Eau Rouge, Rivage, Blanchimont oder la Source - Kurvennamen, die jedem Formel-1-Fan ein wohliges Schauern über den Rücken jagen. Spa-Francorchamps ist eine der traditionellsten Strecken im Kalender der Formel 1 - und die Lieblingsstrecke unzähliger Piloten. Seit 1950 gastiert die Königsklasse auf der Ardennen-Achterbahn, die seither kaum in ihrem Charakter verändert wurde.

Die Eau Rouge war früher als Mutprobe verschrien, Foto: Sutton
Die Eau Rouge war früher als Mutprobe verschrien, Foto: Sutton

Mit 7,004 Kilometern Länge ist der Circuit de Spa-Francorchamps die längste Strecke des Jahres und wird mit Vorfreude erwartet. "Die Strecke ist seit langer Zeit größtenteils unverändert und besitzt viel Charakter", freut sich Mark Webber auf das zwölfte Saisonrennen. Besonders im Fokus steht natürlich die Bergauf-Passage Eau Rouge, die mittlerweile in trockenen Bedingungen voll gefahren wird.

2011 zeigte eben in dieser sagenumwobenen Kurve Webber ein spektakuläres Überholmanöver gegen Fernando Alonso. "Das ist ein sehr spezieller Teil der Strecke und die Zuschauer lieben es, die Autos dort zu verfolgen. Ich würde jedem raten, sich das einmal in seinem Leben live anzusehen - es ist atemberaubend", schwärmt der Australier von dieser Passage.

Diese Kurve ist nur ein Beispiel für das ständige Auf und Ab auf dem belgischen Kurs, der Höhenunterschiede von teilweise 100 Metern aufweist. Daher spricht Sebastian Vettel in diesem Fall von einer Herausforderung, die durch die verschiedensten Kurven noch vervielfacht wird. "Spa bietet alle erdenklichen Kurventypen: ultraschnelle, mittelschnelle und langsame Schikanen, die sich mit schnellen Geraden abwechseln", erklärt der Weltmeister.

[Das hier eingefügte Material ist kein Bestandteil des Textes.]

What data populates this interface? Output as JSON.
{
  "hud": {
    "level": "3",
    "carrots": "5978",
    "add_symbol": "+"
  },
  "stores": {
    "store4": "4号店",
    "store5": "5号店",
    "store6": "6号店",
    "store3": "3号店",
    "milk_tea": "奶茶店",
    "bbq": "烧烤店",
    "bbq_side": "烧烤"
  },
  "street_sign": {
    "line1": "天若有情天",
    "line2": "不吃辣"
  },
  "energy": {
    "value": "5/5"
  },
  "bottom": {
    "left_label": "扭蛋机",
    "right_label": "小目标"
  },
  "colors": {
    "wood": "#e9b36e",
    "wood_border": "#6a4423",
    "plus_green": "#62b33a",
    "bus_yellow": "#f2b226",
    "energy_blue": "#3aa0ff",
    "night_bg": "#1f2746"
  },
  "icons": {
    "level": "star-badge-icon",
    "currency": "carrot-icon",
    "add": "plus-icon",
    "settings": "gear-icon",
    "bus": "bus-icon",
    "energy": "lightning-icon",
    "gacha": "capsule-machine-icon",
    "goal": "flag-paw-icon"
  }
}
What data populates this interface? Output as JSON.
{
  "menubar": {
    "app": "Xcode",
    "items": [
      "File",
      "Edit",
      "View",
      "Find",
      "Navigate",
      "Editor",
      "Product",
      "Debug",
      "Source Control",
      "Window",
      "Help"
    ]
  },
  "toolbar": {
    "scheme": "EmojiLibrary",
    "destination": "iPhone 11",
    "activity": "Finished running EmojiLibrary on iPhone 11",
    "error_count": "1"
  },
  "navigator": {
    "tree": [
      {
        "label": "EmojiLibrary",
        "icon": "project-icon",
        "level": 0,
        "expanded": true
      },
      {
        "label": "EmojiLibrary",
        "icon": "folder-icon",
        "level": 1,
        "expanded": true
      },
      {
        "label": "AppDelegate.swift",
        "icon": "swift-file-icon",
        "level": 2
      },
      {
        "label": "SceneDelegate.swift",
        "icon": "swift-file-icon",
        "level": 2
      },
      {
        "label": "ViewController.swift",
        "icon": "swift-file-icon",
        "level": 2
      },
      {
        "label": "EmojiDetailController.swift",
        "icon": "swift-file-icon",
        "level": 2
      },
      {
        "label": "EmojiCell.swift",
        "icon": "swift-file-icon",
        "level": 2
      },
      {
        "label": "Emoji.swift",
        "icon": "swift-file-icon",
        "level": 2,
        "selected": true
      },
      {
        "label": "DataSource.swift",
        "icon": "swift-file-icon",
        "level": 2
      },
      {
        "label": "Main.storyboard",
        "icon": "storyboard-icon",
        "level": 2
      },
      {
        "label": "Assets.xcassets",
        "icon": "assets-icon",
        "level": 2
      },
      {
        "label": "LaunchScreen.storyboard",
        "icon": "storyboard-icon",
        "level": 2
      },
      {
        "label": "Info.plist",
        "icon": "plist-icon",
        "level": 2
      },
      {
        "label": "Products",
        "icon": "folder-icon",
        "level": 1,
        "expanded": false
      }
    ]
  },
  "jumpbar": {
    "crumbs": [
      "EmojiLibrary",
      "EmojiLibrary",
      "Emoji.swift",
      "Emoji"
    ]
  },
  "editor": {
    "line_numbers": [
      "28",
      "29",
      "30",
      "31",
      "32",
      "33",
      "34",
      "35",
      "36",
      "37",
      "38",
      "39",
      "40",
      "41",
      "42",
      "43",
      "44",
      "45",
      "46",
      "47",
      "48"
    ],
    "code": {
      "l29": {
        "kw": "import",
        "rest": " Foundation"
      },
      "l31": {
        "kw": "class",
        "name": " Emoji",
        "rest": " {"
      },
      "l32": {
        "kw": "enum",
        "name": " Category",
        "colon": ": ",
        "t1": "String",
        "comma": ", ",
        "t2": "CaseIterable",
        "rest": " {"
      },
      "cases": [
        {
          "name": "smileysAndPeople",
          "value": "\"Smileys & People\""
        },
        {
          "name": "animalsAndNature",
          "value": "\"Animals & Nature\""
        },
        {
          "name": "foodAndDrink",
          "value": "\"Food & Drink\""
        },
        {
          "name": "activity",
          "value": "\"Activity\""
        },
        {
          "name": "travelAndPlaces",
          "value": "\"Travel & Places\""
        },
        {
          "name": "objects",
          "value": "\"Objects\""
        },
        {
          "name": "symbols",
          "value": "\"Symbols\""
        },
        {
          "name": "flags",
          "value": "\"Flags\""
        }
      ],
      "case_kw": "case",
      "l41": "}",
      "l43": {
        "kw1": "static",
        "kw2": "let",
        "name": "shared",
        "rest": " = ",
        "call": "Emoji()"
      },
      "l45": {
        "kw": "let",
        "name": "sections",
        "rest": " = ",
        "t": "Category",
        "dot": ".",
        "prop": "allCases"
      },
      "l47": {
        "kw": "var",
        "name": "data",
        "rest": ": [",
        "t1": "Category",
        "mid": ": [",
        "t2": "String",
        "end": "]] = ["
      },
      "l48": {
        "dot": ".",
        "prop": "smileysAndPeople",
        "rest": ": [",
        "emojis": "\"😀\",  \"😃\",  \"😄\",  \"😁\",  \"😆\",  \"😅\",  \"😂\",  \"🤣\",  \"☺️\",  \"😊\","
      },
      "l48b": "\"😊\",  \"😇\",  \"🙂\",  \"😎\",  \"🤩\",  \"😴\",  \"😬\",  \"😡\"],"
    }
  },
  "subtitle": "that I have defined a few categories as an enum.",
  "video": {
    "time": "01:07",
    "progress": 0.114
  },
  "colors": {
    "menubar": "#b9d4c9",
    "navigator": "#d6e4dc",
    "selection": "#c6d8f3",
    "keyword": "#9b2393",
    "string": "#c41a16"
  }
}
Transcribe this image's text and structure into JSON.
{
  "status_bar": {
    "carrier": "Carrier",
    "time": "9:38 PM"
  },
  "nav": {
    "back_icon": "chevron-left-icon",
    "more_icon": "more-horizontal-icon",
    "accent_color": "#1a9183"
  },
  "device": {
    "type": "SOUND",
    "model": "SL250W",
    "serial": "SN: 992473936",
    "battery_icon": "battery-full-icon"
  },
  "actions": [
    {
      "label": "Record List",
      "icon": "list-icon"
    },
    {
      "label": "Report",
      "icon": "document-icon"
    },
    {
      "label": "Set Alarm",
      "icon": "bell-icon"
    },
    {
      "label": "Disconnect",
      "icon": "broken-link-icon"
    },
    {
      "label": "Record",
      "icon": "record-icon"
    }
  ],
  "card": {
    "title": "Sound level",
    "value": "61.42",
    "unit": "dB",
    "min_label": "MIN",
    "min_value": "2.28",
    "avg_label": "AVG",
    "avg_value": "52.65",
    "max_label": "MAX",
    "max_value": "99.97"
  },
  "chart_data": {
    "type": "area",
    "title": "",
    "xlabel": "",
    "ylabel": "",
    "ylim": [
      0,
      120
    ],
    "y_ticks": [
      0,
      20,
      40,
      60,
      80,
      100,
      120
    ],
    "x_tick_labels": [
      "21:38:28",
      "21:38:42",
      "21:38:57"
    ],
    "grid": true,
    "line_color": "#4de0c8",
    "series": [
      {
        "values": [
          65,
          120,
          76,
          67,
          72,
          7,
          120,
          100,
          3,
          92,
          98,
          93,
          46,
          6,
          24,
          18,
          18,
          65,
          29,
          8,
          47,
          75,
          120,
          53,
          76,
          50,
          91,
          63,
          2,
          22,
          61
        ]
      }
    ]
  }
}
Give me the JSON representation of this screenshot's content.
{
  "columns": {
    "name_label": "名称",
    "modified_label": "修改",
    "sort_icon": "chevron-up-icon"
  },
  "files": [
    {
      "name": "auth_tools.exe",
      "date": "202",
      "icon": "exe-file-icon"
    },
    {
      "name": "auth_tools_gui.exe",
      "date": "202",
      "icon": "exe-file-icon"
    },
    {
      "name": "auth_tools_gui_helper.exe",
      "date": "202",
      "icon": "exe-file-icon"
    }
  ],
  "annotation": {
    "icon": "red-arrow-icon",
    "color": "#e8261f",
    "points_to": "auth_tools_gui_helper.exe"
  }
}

Top-Speed und Haarnadel-Kurven

In Eau Rouge oder Raidillon wirken vertikale g-Kräfte auf die Boliden. Speziell in Zweitgenannter entsteht für den Piloten bei der Fahrt über die Kuppe der Eindruck, als würde sich sein Magen in Richtung Gehirn bewegen. Hinzu kommen noch seitliche Fliehkräfte. Unmittelbar danach folgt die Kemmel Straight, an deren Ende die Piloten eine Geschwindigkeit von 330 km/h erreichen. Die schnellste Kurve des Kurses befindet sich gegenüber dieser Geraden. Blanchimont. Hier rasen die Fahrer mit 297 km/h durch eine langgezogene Linkskurve, bevor es in die 2007 umgebaute Busstop-Schikane geht. Der langsamste Punkt der Strecke folgt nur kurz danach mit La Source. Die Haarnadel-Kurve nach Start/Ziel sorgte schon für viel Aufregung, da sich blind angefahren werden muss.

Neben den Herausforderungen der Strecke selbst, sorgt das belgische Wetter in den Ardennen für zusätzliche Spannung. Aufgrund der Länge und der Höhenunterschiede des Kurses, kann es häufig passieren, dass auf den unterschiedlichen Streckenteilen verschiedene Wettersituationen vorherrschen. Diese Problematik und die grundsätzliche Länge des Kurses lassen Strategieentscheidungen in den Vordergrund rücken. Sollte ein Pilot sich auf der Start-Ziel-Geraden befinden, wenn es gerade zu regnen beginnt, stehen ihm mehr als sieben Kilometer bevor, die er vor einem Reifenwechsel noch zu absolvieren hat. Das schreckt die Fahrer aber nicht ab - im Gegenteil: "Der Höhenunterschied und das unvorhersehbare Wetter machen die Strecke zu einer wirklichen Herausforderung, jeder liebt es, hier zu fahren", strahlte der Vorjahressieger Vettel.

Sein McLaren-Kontrahent Jenson Button spricht sogar von der Mutterstrecke schlechthin und einem der größten Grand-Prix-Kurse aller Zeiten. Der Deutsche Nico Hülkenberg kann dem Weltmeister von 2009 nur zustimmen. "Kurvenkombinationen wie Eau Rouge sind toll, zudem ist es wunderbar, dass die Strecke einfach in die Natur gebaut ist - sie ist ziemlich einzigartig, genauso wie Monaco."